- The property was built on the site of an old Benedictine Monastery. When Henry VIII suppressed it, he handed Audley over to his Chancellor at the time. A man called Walden.
- The house was built using a Jacobean style between 1603 and 1614. Over the centuries it was expanded to create a massive sprawling house. So large that various generations have since reduced it in size. Today it is still a massive house, so it must have been absolutely huge previously.
- Like most stately homes, during the Second World War it was put to military use. It was used by the Special Operations Executive to train Polish soldiers. A memorial to the 180 Polish soldiers that died in the war are in the grounds.
- In 1948 the house and grounds were sold to the Ministry of Works as the family could not afford the death duties required to enable them to retain the property. The advantage of this sale was that most of the furniture and artworks that had been in the house were also part of that deal. So the house gives great insight, and feeling, for what it was like living in the house.
- The family still live locally. They actually own and run the small model railway attraction across from the pedestrian entrance to the house.
- There is an impressive art collection throughout the house. The guidebook that you can buy, or a folder the staff will give you for free, explains what they all are and the history of each picture. There are also many cabinets packed full of stuffed birds and animals in a number of halls. The collection is enormous and, in my view, a bit creepy. But clearly the family had a great passion for the collection.
- Explore the gardens. These are grand and very impressive, with big sweeping lawns, a formal flower garden, a river and even a cricket pitch that the locals play on at weekends. There is a child playground that clearly is very popular with local families and visitors.
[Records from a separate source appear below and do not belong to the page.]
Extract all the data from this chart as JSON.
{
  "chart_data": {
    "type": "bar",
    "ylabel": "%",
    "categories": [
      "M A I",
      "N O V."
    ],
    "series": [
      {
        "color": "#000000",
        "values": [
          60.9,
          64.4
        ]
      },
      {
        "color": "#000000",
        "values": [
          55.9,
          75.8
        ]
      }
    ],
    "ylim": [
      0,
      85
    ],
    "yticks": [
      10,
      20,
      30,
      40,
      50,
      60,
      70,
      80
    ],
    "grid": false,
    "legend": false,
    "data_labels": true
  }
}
- Tour the House. This is a great tour. Each of the rooms has an English Heritage person that can tell you more about the property, the family and the room. They are friendly and full of facts and stories. The guide book (£4/ $6) is also a helpful guide to use while touring through the house.
- Stable Yard. At the stables are a few horses, a multi-media exhibit to explain how the grounds were run, a small gift shop and then also nearby is the kitchen garden and the child playground.
- Tea Room and Gift Shop. There is an adequate tea room with a selection of sandwiches and hot food. The gift shop is also a fairly good size with a mixture of Audley End branded items and English heritage items on sale.
- Special Events. It is worth checking the official site to find out what events are taking place. On many weekends in summer they hold special events. For example, the weekend we went they were running a “Soldiers and Spies” event focusing on training and spying techniques in the Second World War.
Cost and Opening
- Members of English Heritage can visit for free. Adults cost £13 and Children £7.80.
- The house and gardens are open from April to end of October. The gardens open on weekends in the winter months. Latest opening and prices should be checked on the official website as also the house can be closed for events or filming: Official Audley House Website
While this house is not as intertwined in major historic events as some of the houses that are part of English Heritage, it really is worth a visit. It is a very grand and stunning property. As the house is so full of furniture and art, it also gives great exposure to the heritage of the family and the period.
It is one of the most beautiful gardens and houses I have visited.